Mobile is growing and getting bigger by the minute. According to the 2013 “Netbiscuits People’s Web Report,” marketers know that consumers are constantly interacting with their mobile devices. About 20 percent  of consumers spend up to 15 minutes per day searching on mobile, says the report, and 50 percent spend up to 30 minutes shopping per day.

Search is driving mobile. Just take a look at the research:

  • BIA Kelsey claims mobile searches will trump desktop queries by 27.8 billion in the U.S. by 2016.
  • Sixty-four percent of smartphone users are shopping online with their devices, according to eDigitalResearch, and customers who use a phone are 10 times as likely to purchase as those that do desktop searches.

And marketers are taking notice. Nearly 71 percent of marketers currently use mobile as part of their multichannel brand experiences, according to the report “Getting Mobile Right” by Brand Republic and Netbiscuits, and nearly 52 percent use the channel to increase their overall website traffic. According to the report, about 42 percent of marketers use the channel to enhance customer brand loyalty among mobile device users.
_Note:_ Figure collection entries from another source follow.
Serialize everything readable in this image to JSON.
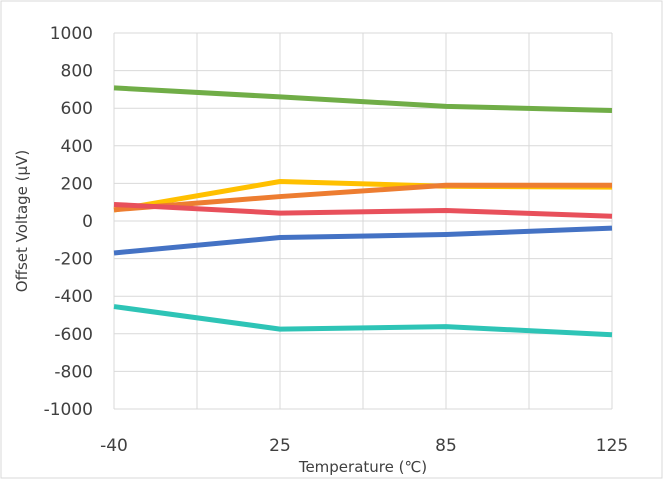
{
  "chart_data": {
    "type": "line",
    "title": "",
    "xlabel": "Temperature (℃)",
    "ylabel": "Offset Voltage (µV)",
    "x": [
      "-40",
      "25",
      "85",
      "125"
    ],
    "ylim": [
      -1000,
      1000
    ],
    "yticks": [
      "1000",
      "800",
      "600",
      "400",
      "200",
      "0",
      "-200",
      "-400",
      "-600",
      "-800",
      "-1000"
    ],
    "grid": true,
    "legend": "none",
    "series": [
      {
        "color": "#70AD47",
        "values": [
          708,
          660,
          610,
          588
        ]
      },
      {
        "color": "#FFC000",
        "values": [
          58,
          210,
          185,
          180
        ]
      },
      {
        "color": "#ED7D31",
        "values": [
          60,
          130,
          190,
          190
        ]
      },
      {
        "color": "#E8505B",
        "values": [
          88,
          42,
          56,
          25
        ]
      },
      {
        "color": "#4472C4",
        "values": [
          -170,
          -88,
          -72,
          -38
        ]
      },
      {
        "color": "#2EC4B6",
        "values": [
          -455,
          -575,
          -562,
          -605
        ]
      }
    ]
  }
}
Still, monitoring seems to be challenging. Fifty percent of the marketers surveyed use desktop Web analytic products to track mobile activities and about 11 percent rely on agencies or other third parties to monitor results. In addition, about 6 percent of marketers turn to marketing automation solutions to measure mobile marketing performance, according to the report.
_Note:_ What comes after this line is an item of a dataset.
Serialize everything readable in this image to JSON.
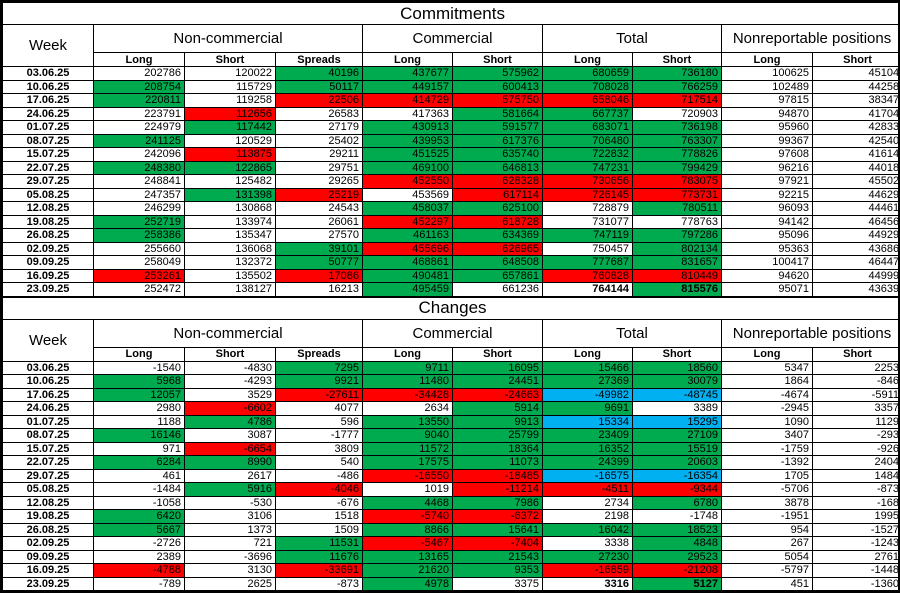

The survey asked how marketers measure the success of their mobile efforts, says the report -nearly 12 percent of marketers admitted that they don’t focus on mobile as a channel. In addition, about 9 percent of marketers said a lack of tools makes accurately measuring mobile activities difficult, and approximately 4 percent said that they cannot measure mobile activity at all.

But as mobile become a key part of the path to purchase, more marketers will have to invest more in their mobile marketing efforts. According to the survey, about 31 percent of marketers say that they’ve covered their mobile strategy basics but could still benefit from more investment. In addition, about 20 percent of marketers say that they have mobile offerings, like a designated mobile site, and will continue to invest heavily in mobile marketing. And, another 20 percent admits that mobile hasn’t been a focus yet, but that it will be a priority this year.

These investments will include technology resources and 62 percent of marketers plan to incorporate responsive Web design within the next 12 months, according to the report. In addition, 18 percent plan to include adaptive websites, and another 18 percent plan to introduce dedicated mobile sites. However, 2 percent don’t plan on making any mobile improvements.

I know that we are constantly encouraging our clients to make that crucial mobile investment. Those that have are already seeing the benefits and are likely to keep reaping long-time rewards.